This sweet woman! She is so very dear to me and to our family! If you happened to read the entry before with Stephen Jones, you're now meeting the joy and wonder that is his wife, Ally.
Like Stephen, she is chosen family. Someone that I could not imagine my life without. Having her participate in a project that is so very dear to my heart is an honor!
Over the years of knowing just Ally herself, I have watched her learn and grow so much as a person! The natural heart she has for others has only gotten larger and now seeing her as a mother is... well it's breathtaking.
Ally is often a kid at heart. Even during our shoot she had to take a moment to just jump around to expel some energy and center herself again. At the same time, she's quick to bring it down to a real level and explore the vastness of humanity through conversation.
Smart, quick, funny and passionate, she's a joy and a light to all those around her and that applied to her as a mother can only yield amazement. You're a spectacular woman, Ally, and we love you to pieces!
Love Aimlessly, My Friends
What gets you out of bed everyday?
You know... I'm in such a weird season of life right now, being a new mother. Before Euey I would have had a different answer. Now that he's here that answer will be totally different. There's no going back. I'm forever changed.
I think now what gets me out of bed every day is... him! I don't know how to say it more eloquently, but him. Seeing him smile and watching him grow. Hand in hand with that is being a part of what's happening in out business. Those are huge driving forces in my life and they excite me. Even though I've been up every hour of the night with Euey, I'm still excited once the morning light peaks in to get up and greet the day and do life with Stephen and Euey. I'm just really excited to keep watching life change and grow every day.
To date, what is the greatest lesson you’ve learned?
Oh Jesus. That it's okay to pause. That awkward silences aren't awkward. It's okay to have space and time to pause between thoughts. Not only in conversation but in life. You don't constantly be doing something. You can pause, and rest and reset.
I used to struggle a lot with that, especially in conversation. I still do. I can have so much anxiety in social interactions. A lot of that anxiety came from thoughts of "Am I saying the wrong thing?" "Am I saying the right thing?" If I speak too quickly I find myself saying a lot of things and not taking the time to think through what I mean to say.

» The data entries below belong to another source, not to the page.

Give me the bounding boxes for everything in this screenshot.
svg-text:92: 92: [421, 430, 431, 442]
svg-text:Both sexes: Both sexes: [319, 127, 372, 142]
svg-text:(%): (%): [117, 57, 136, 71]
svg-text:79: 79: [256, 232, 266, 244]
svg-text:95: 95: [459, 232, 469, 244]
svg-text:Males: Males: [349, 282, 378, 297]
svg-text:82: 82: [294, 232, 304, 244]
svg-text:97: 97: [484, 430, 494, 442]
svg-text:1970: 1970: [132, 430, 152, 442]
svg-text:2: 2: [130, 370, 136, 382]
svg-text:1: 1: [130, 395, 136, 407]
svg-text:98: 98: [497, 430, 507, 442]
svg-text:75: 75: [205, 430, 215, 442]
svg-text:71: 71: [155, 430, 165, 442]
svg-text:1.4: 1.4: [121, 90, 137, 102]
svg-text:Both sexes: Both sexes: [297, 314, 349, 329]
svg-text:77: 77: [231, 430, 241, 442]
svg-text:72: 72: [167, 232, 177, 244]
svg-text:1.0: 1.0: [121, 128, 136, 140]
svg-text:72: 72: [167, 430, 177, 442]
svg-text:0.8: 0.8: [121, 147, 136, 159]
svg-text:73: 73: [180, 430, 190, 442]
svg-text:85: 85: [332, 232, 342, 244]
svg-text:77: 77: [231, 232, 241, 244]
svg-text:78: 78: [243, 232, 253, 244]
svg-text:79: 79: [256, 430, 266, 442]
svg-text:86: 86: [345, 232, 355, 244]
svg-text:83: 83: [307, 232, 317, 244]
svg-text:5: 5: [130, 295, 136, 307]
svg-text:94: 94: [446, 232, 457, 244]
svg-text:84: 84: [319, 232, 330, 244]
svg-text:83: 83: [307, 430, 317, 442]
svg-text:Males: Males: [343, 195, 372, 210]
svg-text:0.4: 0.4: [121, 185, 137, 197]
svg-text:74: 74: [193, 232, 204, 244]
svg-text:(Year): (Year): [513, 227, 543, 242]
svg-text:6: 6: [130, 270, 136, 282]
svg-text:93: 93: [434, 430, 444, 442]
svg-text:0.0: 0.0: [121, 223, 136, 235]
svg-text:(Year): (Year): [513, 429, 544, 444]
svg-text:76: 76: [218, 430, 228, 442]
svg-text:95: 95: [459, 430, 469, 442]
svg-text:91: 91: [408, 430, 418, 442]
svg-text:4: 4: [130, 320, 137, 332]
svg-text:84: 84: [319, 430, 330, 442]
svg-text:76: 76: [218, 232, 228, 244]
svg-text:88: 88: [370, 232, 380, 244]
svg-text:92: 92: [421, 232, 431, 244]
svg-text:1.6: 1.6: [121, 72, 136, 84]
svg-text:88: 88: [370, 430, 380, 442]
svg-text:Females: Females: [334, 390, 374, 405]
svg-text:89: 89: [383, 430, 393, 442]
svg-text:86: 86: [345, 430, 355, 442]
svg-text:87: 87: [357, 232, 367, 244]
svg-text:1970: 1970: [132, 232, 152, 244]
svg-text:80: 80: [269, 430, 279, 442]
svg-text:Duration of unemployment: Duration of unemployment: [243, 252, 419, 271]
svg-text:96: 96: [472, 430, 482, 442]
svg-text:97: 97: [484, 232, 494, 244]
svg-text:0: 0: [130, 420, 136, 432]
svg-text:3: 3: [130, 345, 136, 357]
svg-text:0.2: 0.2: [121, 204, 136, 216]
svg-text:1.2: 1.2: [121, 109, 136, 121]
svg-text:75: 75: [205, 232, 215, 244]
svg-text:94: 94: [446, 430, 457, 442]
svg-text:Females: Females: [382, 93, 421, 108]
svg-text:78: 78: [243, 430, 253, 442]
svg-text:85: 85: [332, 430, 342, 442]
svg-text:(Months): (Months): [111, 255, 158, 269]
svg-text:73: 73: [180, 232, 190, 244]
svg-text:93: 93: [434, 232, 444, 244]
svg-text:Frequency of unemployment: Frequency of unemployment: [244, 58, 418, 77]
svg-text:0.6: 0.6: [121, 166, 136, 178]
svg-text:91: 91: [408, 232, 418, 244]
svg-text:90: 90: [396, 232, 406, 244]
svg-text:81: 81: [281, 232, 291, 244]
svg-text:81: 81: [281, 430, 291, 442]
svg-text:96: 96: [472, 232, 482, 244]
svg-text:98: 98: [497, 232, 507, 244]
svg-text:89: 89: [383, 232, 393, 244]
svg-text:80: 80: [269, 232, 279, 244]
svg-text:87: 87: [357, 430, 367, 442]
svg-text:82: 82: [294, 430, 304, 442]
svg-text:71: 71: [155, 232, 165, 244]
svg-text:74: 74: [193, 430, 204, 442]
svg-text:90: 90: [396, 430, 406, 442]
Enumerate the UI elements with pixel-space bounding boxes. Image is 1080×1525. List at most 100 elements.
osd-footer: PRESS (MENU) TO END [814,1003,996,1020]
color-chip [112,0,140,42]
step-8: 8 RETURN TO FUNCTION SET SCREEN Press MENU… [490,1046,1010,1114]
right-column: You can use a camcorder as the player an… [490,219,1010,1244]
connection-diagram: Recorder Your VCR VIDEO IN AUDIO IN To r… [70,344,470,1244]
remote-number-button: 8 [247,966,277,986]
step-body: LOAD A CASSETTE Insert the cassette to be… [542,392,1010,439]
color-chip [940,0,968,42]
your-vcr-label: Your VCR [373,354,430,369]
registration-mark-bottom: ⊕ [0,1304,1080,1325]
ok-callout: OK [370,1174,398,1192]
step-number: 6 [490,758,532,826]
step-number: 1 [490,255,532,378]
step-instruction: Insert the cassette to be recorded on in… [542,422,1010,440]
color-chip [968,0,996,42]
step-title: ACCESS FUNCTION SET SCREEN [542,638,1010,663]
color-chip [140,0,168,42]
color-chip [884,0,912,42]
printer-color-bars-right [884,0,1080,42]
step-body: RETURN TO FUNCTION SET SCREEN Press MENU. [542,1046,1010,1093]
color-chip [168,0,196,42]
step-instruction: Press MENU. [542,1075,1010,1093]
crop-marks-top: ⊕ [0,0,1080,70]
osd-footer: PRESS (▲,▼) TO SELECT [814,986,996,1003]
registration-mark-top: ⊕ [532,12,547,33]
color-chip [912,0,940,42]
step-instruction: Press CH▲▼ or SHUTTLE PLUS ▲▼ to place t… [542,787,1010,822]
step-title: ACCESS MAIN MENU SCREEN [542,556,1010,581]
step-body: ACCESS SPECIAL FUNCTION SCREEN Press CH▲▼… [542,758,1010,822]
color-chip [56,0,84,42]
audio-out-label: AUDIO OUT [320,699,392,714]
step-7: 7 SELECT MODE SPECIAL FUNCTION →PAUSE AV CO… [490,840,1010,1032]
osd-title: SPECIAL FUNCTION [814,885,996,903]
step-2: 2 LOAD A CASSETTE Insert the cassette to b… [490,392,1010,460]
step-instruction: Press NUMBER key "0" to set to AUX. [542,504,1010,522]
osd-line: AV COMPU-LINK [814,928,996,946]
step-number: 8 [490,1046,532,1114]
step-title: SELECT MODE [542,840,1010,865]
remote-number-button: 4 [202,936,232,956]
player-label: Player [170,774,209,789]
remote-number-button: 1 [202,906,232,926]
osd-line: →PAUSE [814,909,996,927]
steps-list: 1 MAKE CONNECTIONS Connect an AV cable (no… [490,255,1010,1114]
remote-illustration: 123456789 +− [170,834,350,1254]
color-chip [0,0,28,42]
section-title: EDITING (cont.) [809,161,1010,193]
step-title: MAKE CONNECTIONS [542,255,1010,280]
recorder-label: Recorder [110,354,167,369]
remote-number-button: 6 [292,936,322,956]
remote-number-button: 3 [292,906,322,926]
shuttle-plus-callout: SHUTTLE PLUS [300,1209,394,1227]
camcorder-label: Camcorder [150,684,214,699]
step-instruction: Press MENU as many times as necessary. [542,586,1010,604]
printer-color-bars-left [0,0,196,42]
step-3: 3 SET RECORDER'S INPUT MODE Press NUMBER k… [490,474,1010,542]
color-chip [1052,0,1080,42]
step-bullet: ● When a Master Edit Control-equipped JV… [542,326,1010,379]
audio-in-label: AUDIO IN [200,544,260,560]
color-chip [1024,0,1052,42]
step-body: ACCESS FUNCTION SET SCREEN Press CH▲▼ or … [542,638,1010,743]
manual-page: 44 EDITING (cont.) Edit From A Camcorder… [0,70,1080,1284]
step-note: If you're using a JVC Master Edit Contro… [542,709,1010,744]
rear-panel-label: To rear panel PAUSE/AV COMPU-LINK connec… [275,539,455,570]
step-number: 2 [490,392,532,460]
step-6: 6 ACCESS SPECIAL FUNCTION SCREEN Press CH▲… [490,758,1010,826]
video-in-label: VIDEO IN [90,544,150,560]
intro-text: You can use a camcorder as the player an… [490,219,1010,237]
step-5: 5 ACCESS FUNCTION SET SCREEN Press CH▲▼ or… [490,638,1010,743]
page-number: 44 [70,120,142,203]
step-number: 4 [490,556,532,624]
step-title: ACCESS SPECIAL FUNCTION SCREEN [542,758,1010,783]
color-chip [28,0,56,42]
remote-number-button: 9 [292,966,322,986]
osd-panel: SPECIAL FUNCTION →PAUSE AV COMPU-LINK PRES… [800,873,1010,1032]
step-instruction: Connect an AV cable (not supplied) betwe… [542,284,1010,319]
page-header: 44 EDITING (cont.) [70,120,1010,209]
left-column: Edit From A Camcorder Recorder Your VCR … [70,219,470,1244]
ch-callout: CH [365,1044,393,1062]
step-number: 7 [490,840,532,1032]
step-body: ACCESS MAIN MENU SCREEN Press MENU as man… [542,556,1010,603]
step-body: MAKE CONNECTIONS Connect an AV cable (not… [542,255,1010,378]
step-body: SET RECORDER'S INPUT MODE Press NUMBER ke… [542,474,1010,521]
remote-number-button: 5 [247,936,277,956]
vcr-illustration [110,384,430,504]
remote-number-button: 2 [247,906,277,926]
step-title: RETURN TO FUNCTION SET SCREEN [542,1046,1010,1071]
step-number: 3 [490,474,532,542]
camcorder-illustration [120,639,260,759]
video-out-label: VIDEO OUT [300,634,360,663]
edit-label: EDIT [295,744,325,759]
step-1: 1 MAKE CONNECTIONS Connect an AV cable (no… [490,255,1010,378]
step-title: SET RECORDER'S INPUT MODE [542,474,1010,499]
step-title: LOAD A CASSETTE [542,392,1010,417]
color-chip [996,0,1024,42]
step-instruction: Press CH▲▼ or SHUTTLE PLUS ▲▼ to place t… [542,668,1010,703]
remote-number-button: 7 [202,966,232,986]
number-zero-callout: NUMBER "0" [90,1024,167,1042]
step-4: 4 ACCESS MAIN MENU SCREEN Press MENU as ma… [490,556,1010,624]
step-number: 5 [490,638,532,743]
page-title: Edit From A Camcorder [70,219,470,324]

I learned that from Emily. That taking the time to pause is not only okay but good. To reflect on what you're going to say. It's been a huge lesson that I've taken and learned from her and then applied to life. I feel more at peace in social situations from that. It's also come to be a lot of help in conversations with Stephen.
I had my first social interaction since having Eugene a couple of weeks ago. Leading up to that I had the shakes, and was nervous and sick to my stomach. I hadn't been around unfamiliar people in quite a while prior to that. I was anxious. I had to remind myself to pause. That it's okay to do that.
What is love?
I've thought a lot about this. I think that it's gong to be different for every person based on their perceptions of the world and the experiences that they've had throughout their life. For me love is... so many things... on my god!
Love is life a Choose Your Own Adventure novel. You take risks in love. You feel love. Love is an emotion that you feel deep inside of you. I can find myself just looking at Stephen and suddenly just be overwhelmed with this giddy emotion of excitement and anticipation and there's all the emotions that fall into that itself, I suppose.
Love is risky. You put yourself on the line when you choose to love another person. You can get hurt in love, a lot.
Love is... What is love? Love is wonderful! Love is a choice. Love is hard. Love is also very easy.
I have so many different experiences with love. My family fostered and adopted. I have a lot of siblings that I love and that I choose to love. I love them through their challenges and through their heartache and through what they've been through. I love them! It's a choice every day. I've also grown in love with them. "In love" meaning, I adore my sister. We have many similarities and our love has grown over the last 10 years that we've been together.
I feel like I'm somewhat battling with this question because there's so so SO much!
When I think of love I think of so many different experiences that I've had. With you and Emily... This love that I have for you guys in like a full... a new... a different type of love than I've even experienced with my brothers and sisters.
The love that Stephen and I have is a fierce love. When I think about it there has been a lot of choosing every day to pick each other up and keep going. Then there's those days when it's so easy and beautiful and so charming! Then I look at Eugene... there's no question! Like... what is that love?! I'm still learning what that love is! It's a whoooolle other type of love!
Motherhood is trippy in that aspect.
I can't really put words to exactly what love it. It's all of those things. It's scary, it's real, it's exciting, it's hard, it's a choice, it's risky, it hurts, it feels so good, it's rewarding... It's all of those things. It's all-encompassing. It's everything. You can see love in everything if you look hard enough for it.